The diplomats expected to meet face to face in Washington are chief Palestinian negotiator Saeb Erekat and Israeli Justice Minister Tzipi Livni, who will be accompanied by Netanyahu's close aide, Isaac Molho.

"These were months of skepticism and cynicism," Livni wrote on her Facebook page Friday night. "But now, four years of political stalemate are completed. I know this is an opportunity, but I also know that the moment negotiations begin it will be complex and not easy. However, I am firmly convinced that it is the right thing for our future, our security, economy and the values of Israel."

But in a sign of how tenuous the talks remain, Mustafa Barghouti, a member of the Palestinian Legislative Council, warned that what Kerry is presenting is not enough.

"It is very dangerous for the Palestinian people to resume negotiations without a written commitment by Israel to freeze settlement-building and to recognize the 1967 lines as a start of agreement," Bargouti said. "I am afraid Israelis will use negotiations as cover for continuing to build settlements and land confiscation, so I think that we will face another failure and it will be a never-ending story."

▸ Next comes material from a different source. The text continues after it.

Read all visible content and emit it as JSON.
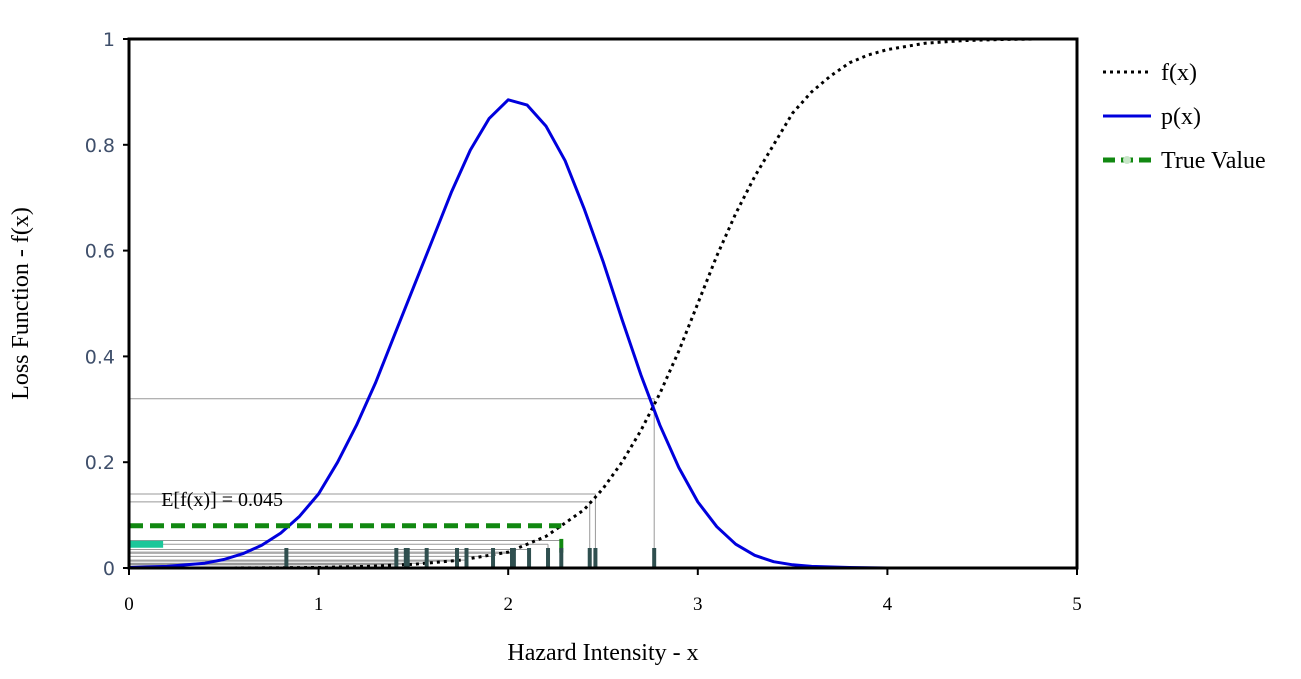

Kerry said nothing about when Netanyahu and Abbas would meet, but he praised both leaders. "Both of them have chosen to make difficult choices here," Kerry said, without elaboration.

Kerry said both sides had agreed that only he would make further comments about the plan for talks, which he said is still a work in progress.

The Obama administration has pushed hard for a resumption in talks, even as crises in Egypt and Syria have competed for officials' attention. On Thursday, Obama spoke with Netanyahu by phone and encouraged him to continue to work with Kerry to resume negotiations with the Palestinians, according to a White House statement.

Kerry had extended his trip to avoid returning to Washington empty-handed. He met twice on Friday with Erekat, the Palestinian negotiator, in Amman, before jumping on a helicopter to meet with Abbas in the West Bank city of Ramallah.

That meeting lasted only an hour. Kerry subsequently returned to Amman and then flew back to Washington.

Kerry had hoped to restart talks in June and had said during his last visit to the region, late last month, that a deal to do so was within reach.